Dass Friedrich Gauwerky und Mark Knoop doch musikalische Bögen hören lassen, kann man der Interpretation also fast schon als Manko anrechnen. Das klangliche Gespür der Interpreten ist jedoch ausgesprochen sensibel. Verständnis postmoderner Musikphilosophie kommt hier zusammen mit großer virtuoser Beherrschung der Instrumente – und diese wird ganz besonders dem Cellisten abverlangt. Das Stück blickt auf eine Geschichte zurück, in der Aufführungen von höchstrangigen Cellisten abgesagt wurden, da sie die Etudes als unspielbar erklärten. Cage bzw. die Sternkarte verlangt Intervallsprünge über mehrere Oktaven außerhalb des diato­nischen Systems ohne Zuhilfenahme von Vibrato. Gauwerky glänzt in seiner Interpretation mit hervorragender Technik und großartiger Präzision. Die Hälfte der acht Etudes Boreales werden solo am perkussiv gespielten Klavier vorgetragen. Mark Knoops Interpretation ist sehr sensibel in Klang und Rhythmus. Dieser Teil der Etüden ist in seiner Ziellosigkeit und klanglichen Vitalität ein besonderes Fundstück der Aufnahme.
Das Zentrum der symmetrisch aufgebauten CD ist 10’40.3”, ein Teil einer von Cages Time-length-Kompositionen. Friedrich Gauwerky reizt die klanglichen Grenzen des Cellos hier so weit aus, dass man das Instrument oftmals nur schwer wiedererkennt.
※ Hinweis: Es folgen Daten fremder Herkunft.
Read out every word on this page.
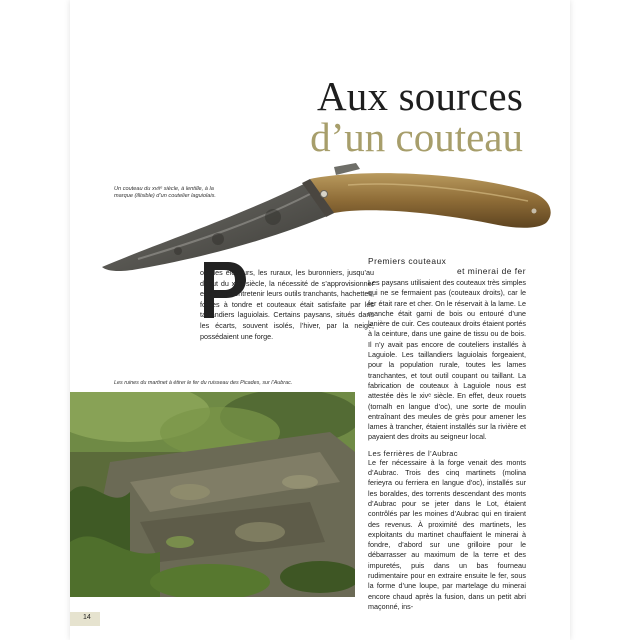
Aux sources
d’un couteau
Un couteau du xviiᵉ siècle, à lentille, à la marque (illisible) d’un coutelier laguiolais.
P

our les éleveurs, les ruraux, les buronniers, jusqu’au début du xixᵉ siècle, la nécessité de s’approvisionner et de faire entretenir leurs outils tranchants, hachettes, forces à tondre et couteaux était satisfaite par les taillandiers laguiolais. Certains paysans, situés dans les écarts, souvent isolés, l’hiver, par la neige, possédaient une forge.

Les ruines du martinet à étirer le fer du ruisseau des Picades, sur l’Aubrac.

Premiers couteaux

et minerai de fer

Les paysans utilisaient des couteaux très simples qui ne se fermaient pas (couteaux droits), car le fer était rare et cher. On le réservait à la lame. Le manche était garni de bois ou entouré d’une lanière de cuir. Ces couteaux droits étaient portés à la ceinture, dans une gaine de tissu ou de bois. Il n’y avait pas encore de couteliers installés à Laguiole. Les taillandiers laguiolais forgeaient, pour la population rurale, toutes les lames tranchantes, et tout outil coupant ou taillant. La fabrication de couteaux à Laguiole nous est attestée dès le xivᵉ siècle. En effet, deux rouets (tornalh en langue d’oc), une sorte de moulin entraînant des meules de grès pour amener les lames à trancher, étaient installés sur la rivière et payaient des droits au seigneur local.

Les ferrières de l’Aubrac

Le fer nécessaire à la forge venait des monts d’Aubrac. Trois des cinq martinets (molina ferieyra ou ferriera en langue d’oc), installés sur les boraldes, des torrents descendant des monts d’Aubrac pour se jeter dans le Lot, étaient contrôlés par les moines d’Aubrac qui en tiraient des revenus. À proximité des martinets, les exploitants du martinet chauffaient le minerai à fondre, d’abord sur une grilloire pour le débarrasser au maximum de la terre et des impuretés, puis dans un bas fourneau rudimentaire pour en extraire ensuite le fer, sous la forme d’une loupe, par martelage du minerai encore chaud après la fusion, dans un petit abri maçonné, ins-

14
Die Harmonies machen ihrem Titel alle Ehre und sind tonal komponiert. Durch den Einsatz von Pausen werden sie harsch auseinandergerissen und der Hörer wird angeregt, auch in der Abwesenheit von Tönen (bzw. von kompositorischer Intentionalität) die Musik weiterzuhören und so selbst zum Autor zu werden.